Nah, kemudian dalam proses pemersatuannya, umat islam lebih sering dihadapi dengan perdebatan golongan siapa yang sesuai dengan ajaran nabi. Sehingga tak jarang menimbulkan adu domba dan saling menyalahkan, apalagi hingga saling menjauhi atas dasar kebencian, lantas mengkafirkan.
Perlu diingat, yang penulis rujuk sebagai protagonis dan antagonis di sini bukanlah sebuah organisasi, aliran kalam, madzhab, atau semacamnya melainkan perindividu dari kalangan manapun itu.
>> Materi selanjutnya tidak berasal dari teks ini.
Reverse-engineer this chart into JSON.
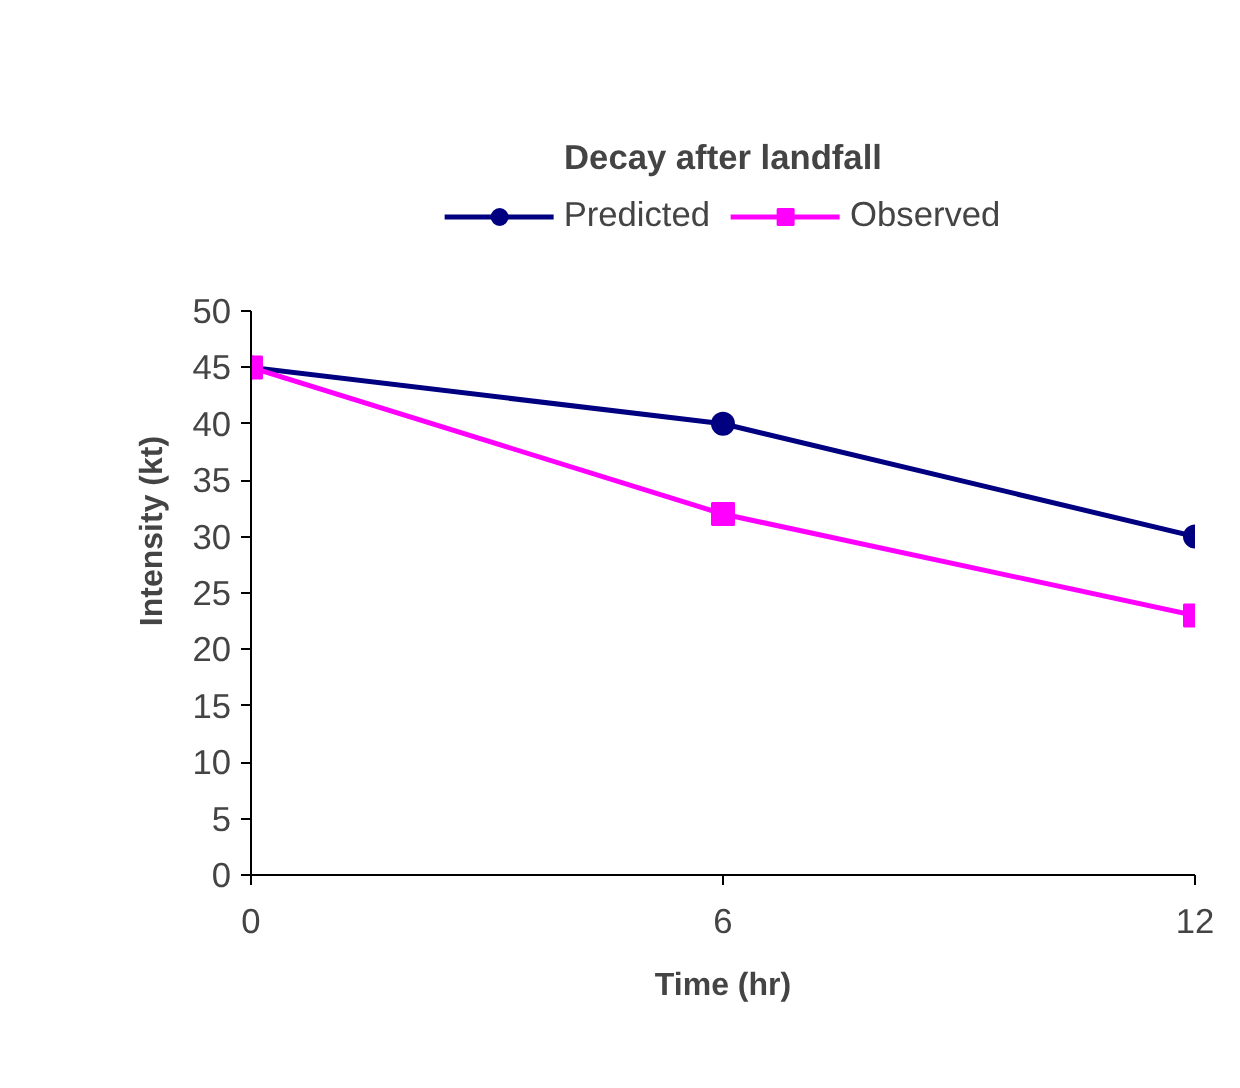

Hal yang demikian terjadi salah satu faktor utamanya ialah adanya rasa ujub (berbangga-bangga) seseorang dengan kaumnya. Ia merasa bahwa golongannya lah yang paling baik, paling benar. Ia mengklaim bahwa apa yang diajarkan orang lain yang menurutnya berbeda adalah sebuah kesesatan.
Untuk mempertegas dan memperjelas pernyataan saya, yang diucap sebagai kesesatan adalah hampir dari semua kalangan. Tiap-tiap orang mengklaim sesat golongan lain. Diantara hal-hal yang paling sering disebut sesat (berdasarkan survei pribadi melaui konten-konten yang beredar di media sosial beserta komentar-komentarnya) ialah ilmu kalam, filsafat, tasawuf, wahabi, salafi, syi’ah, nahdlatul ulama, dan lan-lain.
Penulis sendiri tidak mampu dan tidak ingin mengklaim kebenaran maupun kesesatan dari yang telah penulis sebutkan di paragraf sebelumnya.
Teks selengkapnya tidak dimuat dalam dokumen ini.